When co-host Steve Doocy suggested that Trump could send Obama some ties from his collection, Trump said that was a “great idea.” 
“You just gave me a great idea- right out of Macy’s,” he enthusiastically said. “I’ll send them immediately.”
He promulgated the Major Interviews Rule shortly after:


New York Congressman Peter King found evidence of moral meltdown in the Oval Office over a tan suit the summer of 2014:
“There’s no way any of us can excuse what the president did yesterday,” King said of President Obama on NewsMaxTV. “When you have the world watching … a week, two weeks of anticipation of what the United States is gonna do. For him to walk out – I’m not trying to be trivial here – in a light suit, light tan suit, saying that first he wants to talk about what most Americans care about the revision of second quarter numbers on the economy. This is a week after Jim Foley was beheaded and he’s trying to act like real Americans care about the economy, not about ISIS and not about terrorism. And then he goes on to say he has no strategy.”
In February 2017, presidential adviser Kellyanne Conway complained- to Lou Dobbs, no less, on Fox- about "the venom of the left" after this video emerged:




In April 2017 the President entertained the 2008 Republican vice presidential nominee, a foul-mouthed rock star well past his sell-by (his recent conversion to civil public discourse lasted 38 days), and a Republican candidate for the US Senate in Michigan to dinner and a White House tour:


One former staffer from another administration called the trio of guests "a white trash Mount Rushmore."

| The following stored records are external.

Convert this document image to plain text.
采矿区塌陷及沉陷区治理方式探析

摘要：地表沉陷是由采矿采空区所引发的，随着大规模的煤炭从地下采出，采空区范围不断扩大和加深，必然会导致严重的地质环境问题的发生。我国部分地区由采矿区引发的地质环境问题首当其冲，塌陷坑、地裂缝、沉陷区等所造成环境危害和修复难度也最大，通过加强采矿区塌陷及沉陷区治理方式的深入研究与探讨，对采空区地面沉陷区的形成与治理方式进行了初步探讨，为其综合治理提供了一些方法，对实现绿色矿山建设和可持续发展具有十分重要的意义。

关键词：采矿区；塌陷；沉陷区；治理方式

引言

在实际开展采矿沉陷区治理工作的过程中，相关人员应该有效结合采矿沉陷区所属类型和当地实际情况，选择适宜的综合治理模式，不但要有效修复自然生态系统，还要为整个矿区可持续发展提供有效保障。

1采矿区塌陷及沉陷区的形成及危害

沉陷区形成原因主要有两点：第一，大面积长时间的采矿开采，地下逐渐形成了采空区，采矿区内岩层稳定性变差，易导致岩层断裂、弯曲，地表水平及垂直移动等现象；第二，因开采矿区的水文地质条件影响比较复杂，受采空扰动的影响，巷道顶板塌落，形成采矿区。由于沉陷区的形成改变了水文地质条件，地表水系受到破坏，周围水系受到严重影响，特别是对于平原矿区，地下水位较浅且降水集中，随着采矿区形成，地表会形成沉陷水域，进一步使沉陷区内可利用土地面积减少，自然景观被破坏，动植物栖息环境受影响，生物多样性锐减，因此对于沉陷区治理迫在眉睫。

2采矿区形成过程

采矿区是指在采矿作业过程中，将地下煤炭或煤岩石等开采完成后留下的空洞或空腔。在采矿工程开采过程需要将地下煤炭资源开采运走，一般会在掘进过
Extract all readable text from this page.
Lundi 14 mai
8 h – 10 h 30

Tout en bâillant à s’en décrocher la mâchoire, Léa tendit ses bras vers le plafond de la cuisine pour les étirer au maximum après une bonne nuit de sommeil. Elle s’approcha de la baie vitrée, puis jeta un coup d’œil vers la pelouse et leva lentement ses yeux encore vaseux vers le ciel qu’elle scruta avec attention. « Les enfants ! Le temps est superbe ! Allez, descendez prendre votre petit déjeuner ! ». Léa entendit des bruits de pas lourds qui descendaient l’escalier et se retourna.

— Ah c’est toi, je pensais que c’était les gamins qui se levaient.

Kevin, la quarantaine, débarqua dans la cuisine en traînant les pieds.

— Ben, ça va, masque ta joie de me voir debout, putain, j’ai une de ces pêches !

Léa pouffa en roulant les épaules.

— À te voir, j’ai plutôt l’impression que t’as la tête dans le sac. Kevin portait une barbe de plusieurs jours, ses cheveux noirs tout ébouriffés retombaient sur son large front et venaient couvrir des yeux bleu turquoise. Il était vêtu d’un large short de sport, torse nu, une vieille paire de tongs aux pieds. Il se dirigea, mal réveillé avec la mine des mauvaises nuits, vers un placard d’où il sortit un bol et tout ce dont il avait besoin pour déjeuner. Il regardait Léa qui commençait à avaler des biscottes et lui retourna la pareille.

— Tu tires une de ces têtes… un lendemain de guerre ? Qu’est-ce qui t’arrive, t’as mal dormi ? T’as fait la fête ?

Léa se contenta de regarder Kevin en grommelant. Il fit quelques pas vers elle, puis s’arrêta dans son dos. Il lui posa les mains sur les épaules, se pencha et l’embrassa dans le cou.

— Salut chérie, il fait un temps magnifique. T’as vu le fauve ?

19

In July 2017 the President told an Ohio crowd he should be on the real one.

In the current issue of Golf Digest, Americans learned that the President has a ten-plot cemetery for his family overlooking the first hole at Bedminster, his New Jersey golf club and that he repairs there many a weekend because he despises living in public housing:
He has his own cottage adjacent to the pool; it was recently given a secure perimeter by the Secret Service, leading to the inevitable joke that it's the only wall Trump has successfully built. Chatting with some members before a recent round of golf, he explained his frequent appearances: "That White House is a real dump." (A White House spokesperson denies this occurred.) 
Since the days of Mrs. John F. Kennedy, The White House has been maintained as a museum and has been under a constant program of maintenance and repair  ($750,000 to $1.6 million a year) since the building was gutted and rebuilt in 1949-52. 

The President's design taste is widely known as Dictator Chic.